SWE-fficiency

Leaderboard

System	Speedup Ratio

We evaluate models using Speedup Ratio (SR). SR tests how well models match up against expert speedups: SR = (LM speedup) / (Expert speedup). An SR of 1.0× means the model matches human expert speedup (and above 1.0× means surpassing expert performance).

Overview

SWE-fficiency (pronounced swee-FISH-uhn-see) challenges language models to optimize the runtime of real repos on real workloads. It contains 498 tasks across nine popular Python repos, including numpy, pandas, aand scipy.

Given a complete codebase and a real workload, agents must investigate code semantics, localize bottlenecks and relevant tests, and produce a patch that matches or exceeds expert speedup while passing the same unit tests. This challenges models to perform the investigative, pass-to-pass workflow of real performance engineering.

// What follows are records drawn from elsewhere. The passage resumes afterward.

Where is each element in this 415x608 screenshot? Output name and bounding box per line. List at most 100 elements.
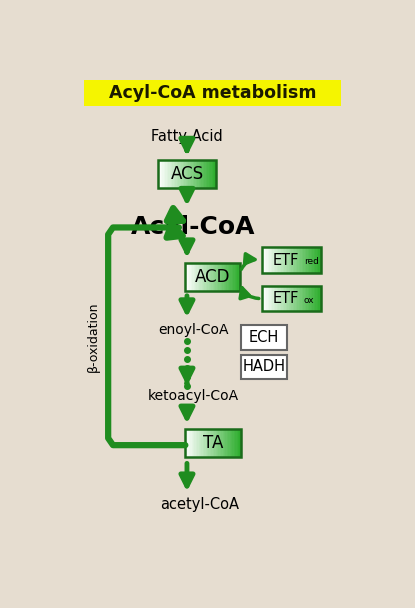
Bar	[205, 263, 206, 291]
Text: HADH: HADH	[243, 359, 286, 375]
Bar	[287, 286, 289, 311]
Bar	[317, 286, 318, 311]
Bar	[281, 247, 283, 273]
Bar	[207, 263, 209, 291]
Bar	[302, 286, 303, 311]
Bar	[309, 286, 311, 311]
Bar	[273, 286, 275, 311]
Bar	[186, 263, 187, 291]
Bar	[281, 286, 283, 311]
Bar	[231, 429, 232, 457]
Bar	[212, 159, 213, 188]
Bar	[268, 247, 269, 273]
Bar	[237, 263, 239, 291]
Bar	[265, 286, 266, 311]
Bar	[215, 263, 217, 291]
Bar	[308, 247, 310, 273]
Bar	[280, 247, 281, 273]
Bar	[183, 159, 184, 188]
Bar	[278, 286, 280, 311]
Text: β-oxidation: β-oxidation	[87, 301, 100, 371]
Bar	[263, 247, 265, 273]
Bar	[200, 429, 202, 457]
Bar	[265, 247, 266, 273]
Bar	[295, 286, 296, 311]
Bar	[158, 159, 216, 188]
Bar	[209, 159, 210, 188]
Bar	[278, 247, 280, 273]
Bar	[272, 286, 274, 311]
Bar	[204, 159, 206, 188]
Bar	[290, 247, 292, 273]
Bar	[305, 286, 307, 311]
Text: Acyl-CoA metabolism: Acyl-CoA metabolism	[109, 84, 316, 102]
Bar	[193, 263, 195, 291]
Bar	[209, 263, 210, 291]
Bar	[237, 429, 238, 457]
Bar	[211, 263, 213, 291]
Bar	[318, 286, 320, 311]
Bar	[198, 159, 200, 188]
Bar	[213, 263, 214, 291]
Bar	[165, 159, 167, 188]
Bar	[208, 429, 210, 457]
Bar	[233, 263, 235, 291]
Bar	[303, 247, 305, 273]
Bar	[241, 355, 288, 379]
Bar	[311, 286, 312, 311]
Bar	[241, 325, 288, 350]
Bar	[210, 263, 212, 291]
Bar	[299, 247, 300, 273]
Bar	[200, 263, 202, 291]
Bar	[273, 247, 275, 273]
Bar	[266, 247, 268, 273]
Bar	[288, 247, 290, 273]
Bar	[188, 263, 190, 291]
Bar	[164, 159, 166, 188]
Bar	[195, 263, 196, 291]
Bar	[308, 286, 310, 311]
Text: red: red	[304, 257, 319, 266]
Bar	[222, 263, 224, 291]
Bar	[300, 247, 302, 273]
Bar	[196, 263, 198, 291]
Bar	[217, 429, 218, 457]
Bar	[197, 429, 199, 457]
Bar	[186, 429, 188, 457]
Bar	[220, 429, 221, 457]
Bar	[272, 247, 274, 273]
Bar	[238, 429, 239, 457]
Bar	[161, 159, 163, 188]
Bar	[298, 247, 299, 273]
Bar	[199, 263, 200, 291]
Bar	[186, 159, 187, 188]
Bar	[215, 159, 216, 188]
Text: ox: ox	[304, 295, 314, 305]
Bar	[236, 263, 237, 291]
Bar	[198, 263, 199, 291]
Bar	[284, 247, 286, 273]
Text: Fatty Acid: Fatty Acid	[151, 129, 223, 143]
Bar	[224, 263, 225, 291]
Bar	[213, 429, 214, 457]
Bar	[315, 286, 317, 311]
Bar	[232, 429, 234, 457]
Bar	[201, 159, 203, 188]
Bar	[190, 263, 191, 291]
Bar	[187, 159, 188, 188]
Bar	[192, 429, 193, 457]
Bar	[207, 159, 209, 188]
Bar	[206, 159, 208, 188]
Bar	[193, 159, 194, 188]
Bar	[314, 247, 315, 273]
Bar	[225, 263, 227, 291]
Bar	[218, 263, 220, 291]
Bar	[201, 429, 203, 457]
Text: ECH: ECH	[249, 330, 279, 345]
Bar	[309, 247, 311, 273]
Bar	[196, 429, 198, 457]
Bar	[170, 159, 171, 188]
Bar	[269, 286, 271, 311]
Text: TA: TA	[203, 434, 223, 452]
Bar	[167, 159, 168, 188]
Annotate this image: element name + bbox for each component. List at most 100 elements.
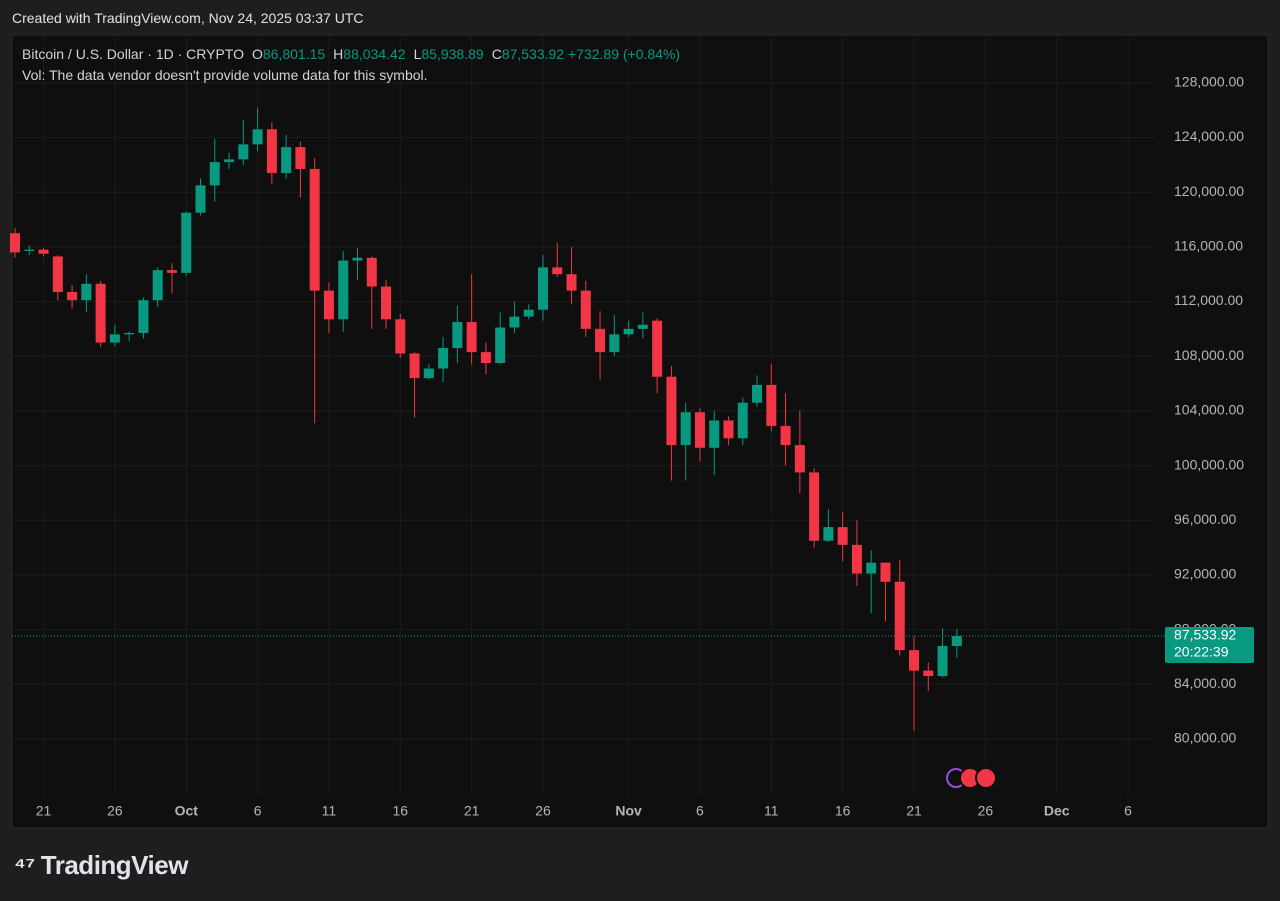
- candle-body: [694, 412, 705, 448]
- field-value: 87,533.92: [501, 46, 565, 62]
- x-tick-label: Nov: [615, 803, 642, 819]
- candle-body: [837, 527, 848, 545]
- x-tick-label: 26: [107, 803, 123, 819]
- x-tick-label: 6: [1124, 803, 1132, 819]
- candle-body: [24, 249, 35, 251]
- candle-body: [923, 670, 934, 677]
- candle-body: [266, 129, 277, 174]
- event-icon[interactable]: [975, 767, 997, 789]
- candle-body: [537, 267, 548, 310]
- candle-body: [766, 384, 777, 426]
- x-tick-label: 21: [906, 803, 922, 819]
- y-tick-label: 128,000.00: [1174, 74, 1244, 90]
- candle-body: [67, 291, 78, 301]
- header: Created with TradingView.com, Nov 24, 20…: [12, 10, 364, 26]
- y-tick-label: 96,000.00: [1174, 511, 1236, 527]
- x-tick-label: 21: [36, 803, 52, 819]
- x-tick-label: 26: [978, 803, 994, 819]
- y-tick-label: 80,000.00: [1174, 730, 1236, 746]
- candle-body: [552, 267, 563, 275]
- countdown-label: 20:22:39: [1174, 644, 1229, 660]
- candle-body: [438, 348, 449, 369]
- legend: Bitcoin / U.S. Dollar · 1D · CRYPTO O86,8…: [22, 44, 680, 86]
- x-tick-label: 21: [464, 803, 480, 819]
- y-tick-label: 84,000.00: [1174, 675, 1236, 691]
- field-key: C: [491, 46, 502, 62]
- candle-body: [623, 328, 634, 335]
- candle-body: [195, 185, 206, 213]
- chart-panel: [11, 34, 1269, 829]
- last-price-label: 87,533.92: [1174, 627, 1236, 643]
- symbol: Bitcoin / U.S. Dollar · 1D · CRYPTO: [22, 46, 244, 62]
- candle-body: [737, 402, 748, 439]
- candle-body: [951, 635, 962, 646]
- candle-body: [509, 316, 520, 328]
- candle-body: [666, 376, 677, 446]
- candle-body: [38, 249, 49, 254]
- candle-body: [652, 320, 663, 377]
- candle-body: [81, 283, 92, 301]
- candle-body: [495, 327, 506, 364]
- candle-body: [680, 412, 691, 446]
- logo-text: TradingView: [40, 850, 189, 880]
- candle-body: [352, 257, 363, 261]
- candle-body: [423, 368, 434, 379]
- candle-body: [937, 646, 948, 677]
- candle-body: [409, 353, 420, 379]
- candle-body: [152, 270, 163, 301]
- candle-body: [780, 425, 791, 446]
- y-tick-label: 100,000.00: [1174, 456, 1244, 472]
- candle-body: [723, 420, 734, 439]
- field-key: L: [413, 46, 422, 62]
- candle-body: [323, 290, 334, 320]
- x-tick-label: Oct: [175, 803, 199, 819]
- field-value: 86,801.15: [262, 46, 326, 62]
- plot: [10, 107, 1165, 731]
- candle-body: [823, 527, 834, 541]
- last-price-badge: [1165, 626, 1254, 663]
- candle-body: [366, 257, 377, 287]
- candle-body: [595, 328, 606, 353]
- candle-body: [209, 162, 220, 186]
- y-tick-label: 108,000.00: [1174, 347, 1244, 363]
- y-tick-label: 116,000.00: [1174, 238, 1243, 254]
- footer-logo: ⁴⁷ TradingView: [14, 850, 188, 881]
- candle-body: [851, 544, 862, 574]
- logo-mark: ⁴⁷: [14, 853, 35, 880]
- change: +732.89 (+0.84%): [568, 46, 681, 62]
- candle-body: [909, 650, 920, 671]
- candle-body: [395, 319, 406, 354]
- candle-body: [10, 233, 20, 253]
- candle-body: [809, 472, 820, 541]
- candle-body: [466, 322, 477, 353]
- y-tick-label: 124,000.00: [1174, 128, 1244, 144]
- candle-body: [609, 334, 620, 353]
- field-key: O: [251, 46, 263, 62]
- candle-body: [309, 168, 320, 291]
- candle-body: [709, 420, 720, 448]
- field-value: 88,034.42: [343, 46, 406, 62]
- x-tick-label: 11: [764, 803, 779, 819]
- candle-body: [580, 290, 591, 329]
- candle-body: [523, 309, 534, 317]
- candle-body: [866, 562, 877, 574]
- candle-body: [52, 256, 63, 292]
- y-tick-label: 104,000.00: [1174, 402, 1244, 418]
- candle-body: [338, 260, 349, 320]
- candle-body: [794, 445, 805, 473]
- ohlc-fields: O86,801.15 H88,034.42 L85,938.89 C87,533.92: [244, 46, 564, 62]
- y-tick-label: 120,000.00: [1174, 183, 1244, 199]
- legend-row: Bitcoin / U.S. Dollar · 1D · CRYPTO O86,8…: [22, 44, 680, 65]
- field-key: H: [333, 46, 344, 62]
- candle-body: [138, 300, 149, 333]
- candle-body: [381, 286, 392, 320]
- candle-body: [181, 212, 192, 273]
- candle-body: [480, 352, 491, 364]
- candle-body: [637, 324, 648, 329]
- x-tick-label: 26: [535, 803, 551, 819]
- x-tick-label: 16: [835, 803, 851, 819]
- x-tick-label: Dec: [1044, 803, 1070, 819]
- x-tick-label: 16: [393, 803, 409, 819]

Our evaluation reveals significant underperformance of current state-of-the-art agents. On average, top frontier models achieve less than 0.15× the expert speedup, struggling with localizing optimization opportunities, reasoning about execution across functions, and maintaining correctness in proposed edits.

Task Formulation

SWE-fficiency tasks mirror how real engineers approach performance optimization in mature, widely-used codebases. Each task provides a complete repository snapshot, an associated performance workload script, and the existing unit test suite. An autonomous agent (or human) must iteratively reason about code semantics, profile or inspect execution, localize bottlenecks, and propose a patch that improves runtime without regressing correctness.

Instead of isolated algorithm puzzles, tasks demand an investigative, pass-to-pass workflow: identify hot paths, understand call chains across modules, inspect data structures, validate hypotheses against targeted tests, and refine edits to reach or surpass expert speedups. This formulation directly evaluates: (1) repository-scale code understanding, (2) performance reasoning and prioritization, and (3) correctness-preserving implementation skill.

Key Features

🎯 Real-World Tasks

498 performance optimization tasks extracted from actual GitHub pull requests across 9 major Python libraries used by millions of developers: numpy, pandas, scipy, scikit-learn, matplotlib, xarray, sympy, dask, astropy.

✅ Correctness-Preserving

All optimizations must pass existing repository unit tests, ensuring functional correctness while improving performance. We use coverage analysis to identify relevant tests for each optimization.

🔬 Investigative Workflow

Models must profile workloads, localize bottlenecks, identify relevant tests, and implement optimizations—mirroring real performance engineering workflows used in industry.

📊 Expert-Anchored Evaluation

Speedup Ratio (SR) metric compares model performance directly to human expert optimizations, encouraging progress toward and beyond human parity. Expert speedups range from 1.1× to over 100×.

Methodology and Dataset

Figure 1: SWE-fficiency contains a diverse distribution over performance workload runtime (left); over gold patch speedup (speedup achieved from expert PR edit); and over types of optimizations made by the expert (right).

🔍 Data Collection

Multi-stage pipeline combining keyword filtering, static analysis, coverage tooling, and execution validation to extract diverse and realistic optimization tasks from GitHub PRs.

⚖️ Evaluation Metric

Speedup Ratio (SR) = (Model Speedup) / (Expert Speedup)
Aggregated via harmonic mean across all tasks. SR = 1.0× means matching expert performance.

🧪 Experimental Setup

Containerized environments with CPU/memory pinning (4 vCPUs, 16GB RAM per worker). 3-hour time limit, 100 max actions per task.

🤖 Agent Frameworks

Evaluation using OpenHands and SWE-agent scaffolds with file-editing tools and bash terminal interfaces for comprehensive code investigation.

Figure 2: SWE-fficiency uses a multi-stage pipeline that filters from raw GitHub pull requests information to extract containerized, reproducible, performance-focused optimization tasks for evaluation.

Key Findings

Figure 3: LMs achieve strong performance on easier problems but struggle on tasks with longer workload runtime duration and larger baseline expert speedups. We bucket LM submissions by per-instance speedup ratio and compute the geometric mean per-bucket of (i) pre-edit workload runtime, (ii) the gold (expert) patch speedup, and (iii) the number of lines in the gold patch.

Figure 4: LMs find expert-level wins earlier on in action trajectories. When they underperform experts, LMs submit satisficing optimizations rather than trying on for expert parity.

Figure 5: LMs leave a significant portion of expert-achievable speedup on the table due to wrong file/function selection and localization.

Figure 6: LMs prefer to edit different functions than the gold patch, missing out on major speedups. For a workload flamegraph for task pandas--dev__pandas-52054, Claude 3.7 Sonnet (SWE-agent) (red) chooses a different function (and file) than the expert (gold): it does not achieve the expert's overall workload speedup, since the expert's speedup is at a shallower scope.